In any other industry, when you buy something, it belongs to you and you can do with it as you will. If you want to spray your new house, car or dishwasher with neon graffiti, knock yourself out. It might impact on its resale value, but it won’t stop you buying another house, car or dishwasher in the future.
As we know, though, art is not like any other product and buying it comes with its own set of often unspoken rules. So, hats off to the worldwide group of around 50 collectors who have contributed towards a new code of conduct for would-be buyers of contemporary art. Their code uses the language of professional ethics—“deontology” is a new one on me—and was launched last month.
Its findings, viewable at ethicsofcollecting.org, fight for a noble cause. They encourage ideals such as conserving and documenting art, keeping it for the long term and making pieces available for public exhibition. The code is a helpful guide to explain what turns a “buyer” into a “collector” and contains an ambitious call to action: “We aim to move away from collecting being a secretive activity, pure buying power, a vehicle to social status or a capricious and at times abusive private passion.”
Don’t break the law
It is a timely exercise. Ethics, transparency and accountability are more important than ever in the art ecosystem and beyond. Meanwhile, a flood of new entrants, via various channels, are challenging the status quo.

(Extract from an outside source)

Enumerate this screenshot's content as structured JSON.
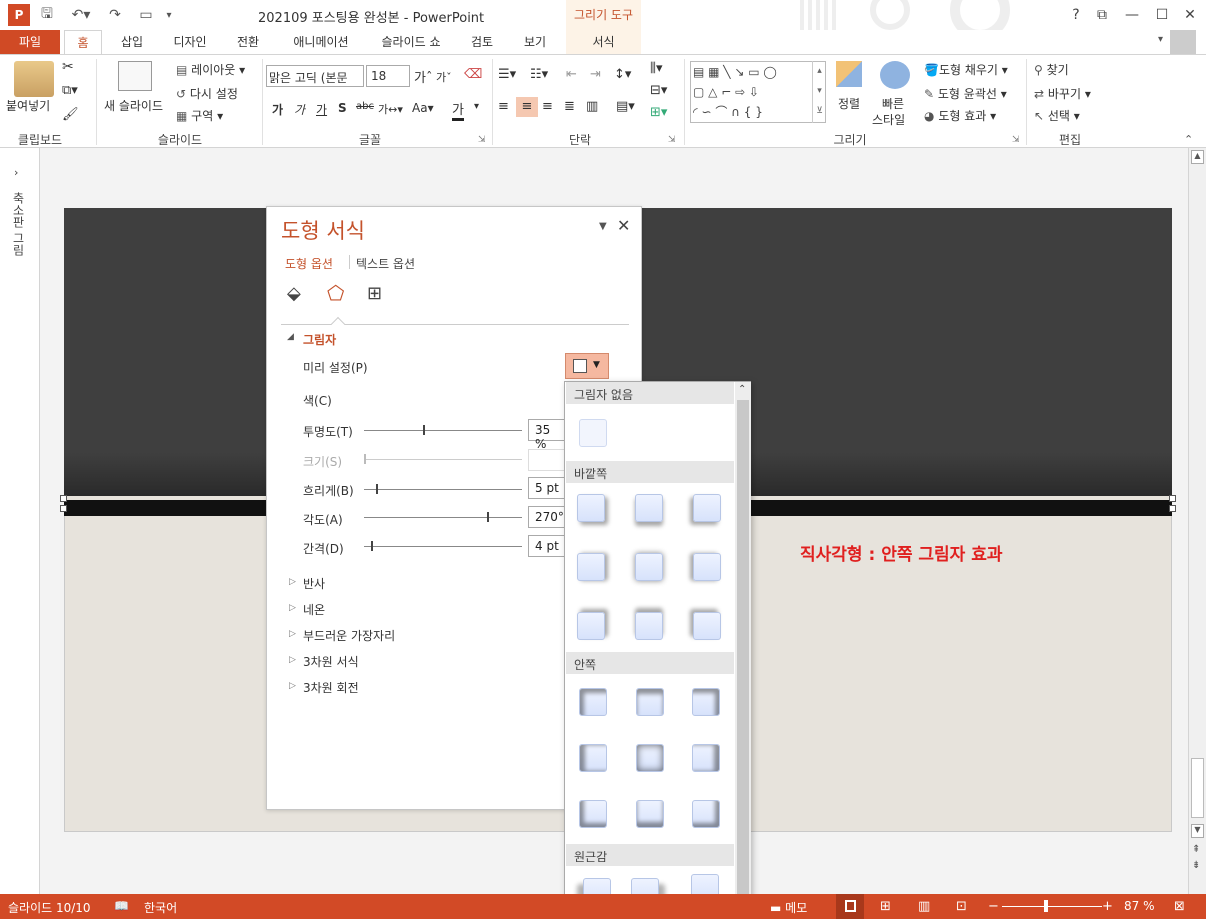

And yet, the more I read the recommendations, the more they irritate me. It seems beyond the code’s scope of suggestion to remind that buyers shouldn’t do anything illegal: “Sexual harassment [towards an artist] is strictly prohibited,” for example. There are also some responsibilities that I don’t think necessarily fall to collectors, notably “Holding dealers accountable to pay artists promptly.”

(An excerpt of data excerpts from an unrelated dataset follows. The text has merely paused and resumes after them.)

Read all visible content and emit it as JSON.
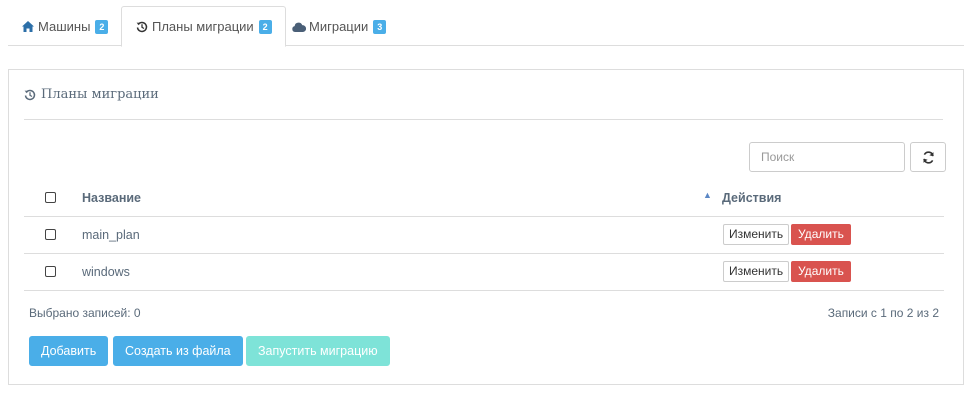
{
  "tabs": [
    {
      "icon": "home-icon",
      "label": "Машины",
      "badge": "2",
      "active": false
    },
    {
      "icon": "history-icon",
      "label": "Планы миграции",
      "badge": "2",
      "active": true
    },
    {
      "icon": "cloud-icon",
      "label": "Миграции",
      "badge": "3",
      "active": false
    }
  ],
  "panel": {
    "title": "Планы миграции",
    "title_icon": "history-icon",
    "search_placeholder": "Поиск",
    "refresh_icon": "refresh-icon"
  },
  "table": {
    "columns": {
      "name": "Название",
      "actions": "Действия"
    },
    "sort_indicator": "▲",
    "rows": [
      {
        "name": "main_plan",
        "edit_label": "Изменить",
        "delete_label": "Удалить"
      },
      {
        "name": "windows",
        "edit_label": "Изменить",
        "delete_label": "Удалить"
      }
    ]
  },
  "footer": {
    "selected": "Выбрано записей: 0",
    "records": "Записи с 1 по 2 из 2"
  },
  "buttons": {
    "add": "Добавить",
    "create_from_file": "Создать из файла",
    "run_migration": "Запустить миграцию"
  },
  "colors": {
    "primary": "#4aaee8",
    "danger": "#d9534f",
    "disabled": "#7ee3d8"
  }
}
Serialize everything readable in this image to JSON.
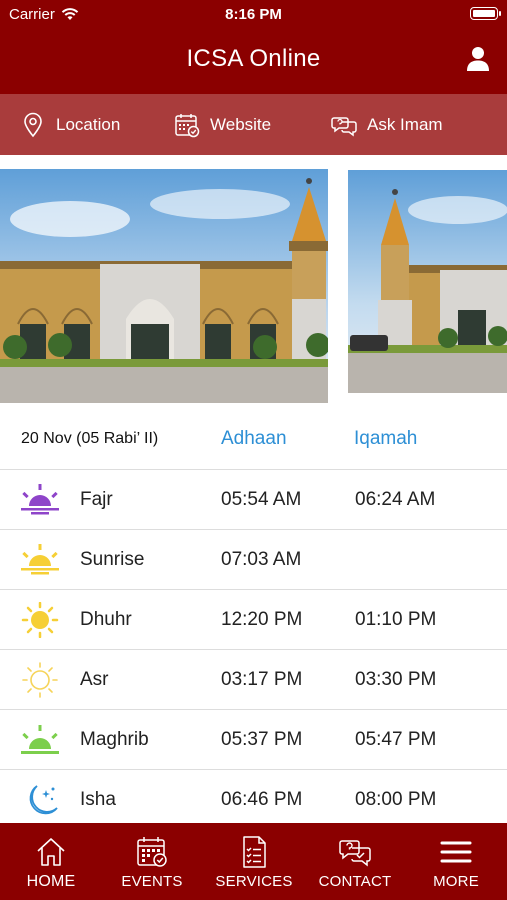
{
  "status_bar": {
    "carrier": "Carrier",
    "time": "8:16 PM"
  },
  "header": {
    "title": "ICSA Online",
    "profile_icon": "user-icon"
  },
  "quick_links": [
    {
      "label": "Location",
      "icon": "map-pin-icon"
    },
    {
      "label": "Website",
      "icon": "calendar-web-icon"
    },
    {
      "label": "Ask Imam",
      "icon": "chat-question-icon"
    }
  ],
  "prayer_table": {
    "date": "20 Nov (05 Rabi’ II)",
    "col_adhaan": "Adhaan",
    "col_iqamah": "Iqamah",
    "rows": [
      {
        "name": "Fajr",
        "adhaan": "05:54 AM",
        "iqamah": "06:24 AM",
        "icon": "sunrise-purple-icon",
        "color": "#8e44c9"
      },
      {
        "name": "Sunrise",
        "adhaan": "07:03 AM",
        "iqamah": "",
        "icon": "sunrise-yellow-icon",
        "color": "#f6cf35"
      },
      {
        "name": "Dhuhr",
        "adhaan": "12:20 PM",
        "iqamah": "01:10 PM",
        "icon": "sun-icon",
        "color": "#f6cf35"
      },
      {
        "name": "Asr",
        "adhaan": "03:17 PM",
        "iqamah": "03:30 PM",
        "icon": "sun-outline-icon",
        "color": "#f6cf35"
      },
      {
        "name": "Maghrib",
        "adhaan": "05:37 PM",
        "iqamah": "05:47 PM",
        "icon": "sunset-green-icon",
        "color": "#7ccf4c"
      },
      {
        "name": "Isha",
        "adhaan": "06:46 PM",
        "iqamah": "08:00 PM",
        "icon": "moon-stars-icon",
        "color": "#2d8fd5"
      }
    ]
  },
  "tabs": [
    {
      "label": "HOME",
      "icon": "home-icon"
    },
    {
      "label": "EVENTS",
      "icon": "calendar-icon"
    },
    {
      "label": "SERVICES",
      "icon": "document-icon"
    },
    {
      "label": "CONTACT",
      "icon": "chat-icon"
    },
    {
      "label": "MORE",
      "icon": "menu-icon"
    }
  ],
  "colors": {
    "brand": "#8b0000",
    "quickbar": "#a93c3c",
    "accent": "#2d8fd5"
  }
}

Even the more reasonable recommendations seem unreasonable after a while. If I put myself in the shoes of someone who has just spent quite a lot of money on a work of art, I would not want to be nudged to “show, frame, store, catalogue, preserve, and where applicable restore the artworks… in the best possible conditions to assure their integrity and longevity”. It’s a prescriptive and costly ask, plus I think risks patronising many would-be patrons. Most buyers—including those motivated by greed and glory—want their art to look good and stay intact. Otherwise, why spend money on it in the first place?

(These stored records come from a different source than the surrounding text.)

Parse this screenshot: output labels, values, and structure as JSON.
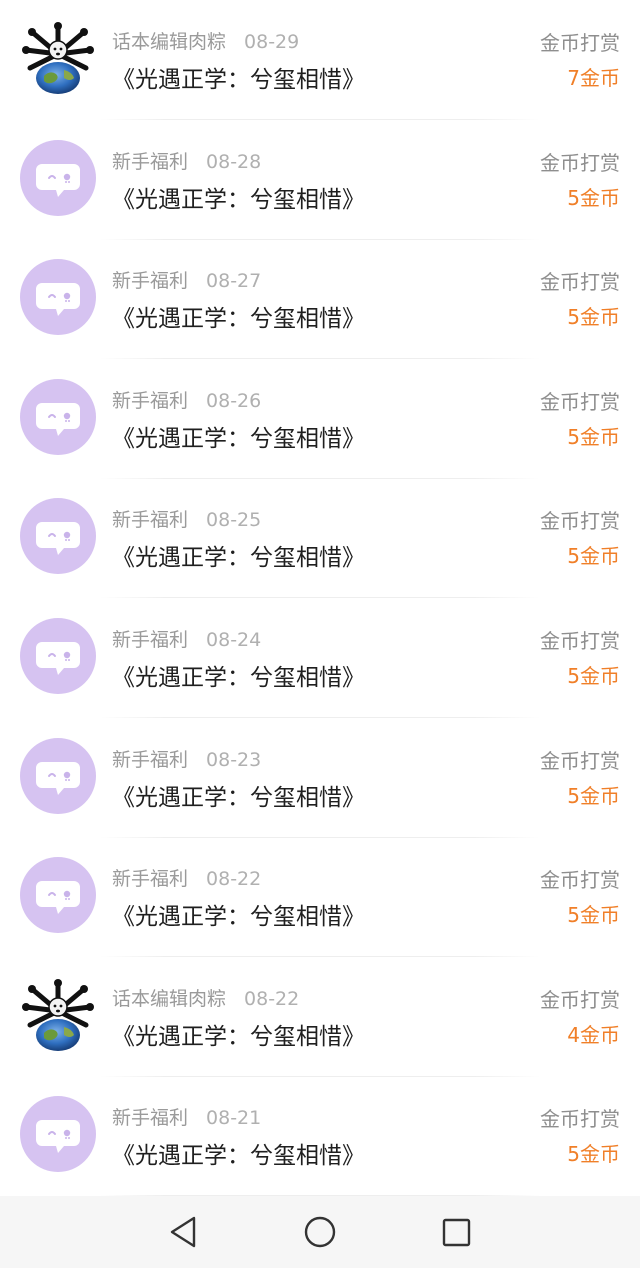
{
  "colors": {
    "bot_avatar_bg": "#d6c3f1",
    "amount_orange": "#f07f28",
    "meta_gray": "#9a9a9a",
    "title_black": "#1f1f1f"
  },
  "records": [
    {
      "avatar": "editor-avatar-icon",
      "sender": "话本编辑肉粽",
      "date": "08-29",
      "book": "《光遇正学：兮玺相惜》",
      "label": "金币打赏",
      "amount": "7金币"
    },
    {
      "avatar": "chat-bubble-icon",
      "sender": "新手福利",
      "date": "08-28",
      "book": "《光遇正学：兮玺相惜》",
      "label": "金币打赏",
      "amount": "5金币"
    },
    {
      "avatar": "chat-bubble-icon",
      "sender": "新手福利",
      "date": "08-27",
      "book": "《光遇正学：兮玺相惜》",
      "label": "金币打赏",
      "amount": "5金币"
    },
    {
      "avatar": "chat-bubble-icon",
      "sender": "新手福利",
      "date": "08-26",
      "book": "《光遇正学：兮玺相惜》",
      "label": "金币打赏",
      "amount": "5金币"
    },
    {
      "avatar": "chat-bubble-icon",
      "sender": "新手福利",
      "date": "08-25",
      "book": "《光遇正学：兮玺相惜》",
      "label": "金币打赏",
      "amount": "5金币"
    },
    {
      "avatar": "chat-bubble-icon",
      "sender": "新手福利",
      "date": "08-24",
      "book": "《光遇正学：兮玺相惜》",
      "label": "金币打赏",
      "amount": "5金币"
    },
    {
      "avatar": "chat-bubble-icon",
      "sender": "新手福利",
      "date": "08-23",
      "book": "《光遇正学：兮玺相惜》",
      "label": "金币打赏",
      "amount": "5金币"
    },
    {
      "avatar": "chat-bubble-icon",
      "sender": "新手福利",
      "date": "08-22",
      "book": "《光遇正学：兮玺相惜》",
      "label": "金币打赏",
      "amount": "5金币"
    },
    {
      "avatar": "editor-avatar-icon",
      "sender": "话本编辑肉粽",
      "date": "08-22",
      "book": "《光遇正学：兮玺相惜》",
      "label": "金币打赏",
      "amount": "4金币"
    },
    {
      "avatar": "chat-bubble-icon",
      "sender": "新手福利",
      "date": "08-21",
      "book": "《光遇正学：兮玺相惜》",
      "label": "金币打赏",
      "amount": "5金币"
    }
  ],
  "navbar": {
    "back": "back-triangle-icon",
    "home": "home-circle-icon",
    "recents": "recents-square-icon"
  }
}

Private collecting is not a profession, it’s a high-end hobby. Sometimes a very obsessive one, sometimes for a bit of fun. But always, I think, a very personal activity. The new guidance makes a worthwhile bid for “collecting” to be more “collective” and, in an ideal art world, all the parts would work together more smoothly. Generally, though, collecting is still about one person, acting on a whim or an urge—and our entire industry is currently structured to service that moment. There is an argument that it won’t always be this way, and some compelling reasons why it shouldn’t be, but collectors of all stripes are currently what keeps it ticking over. A call for structural change towards a more ethical environment needs to begin elsewhere in the market system.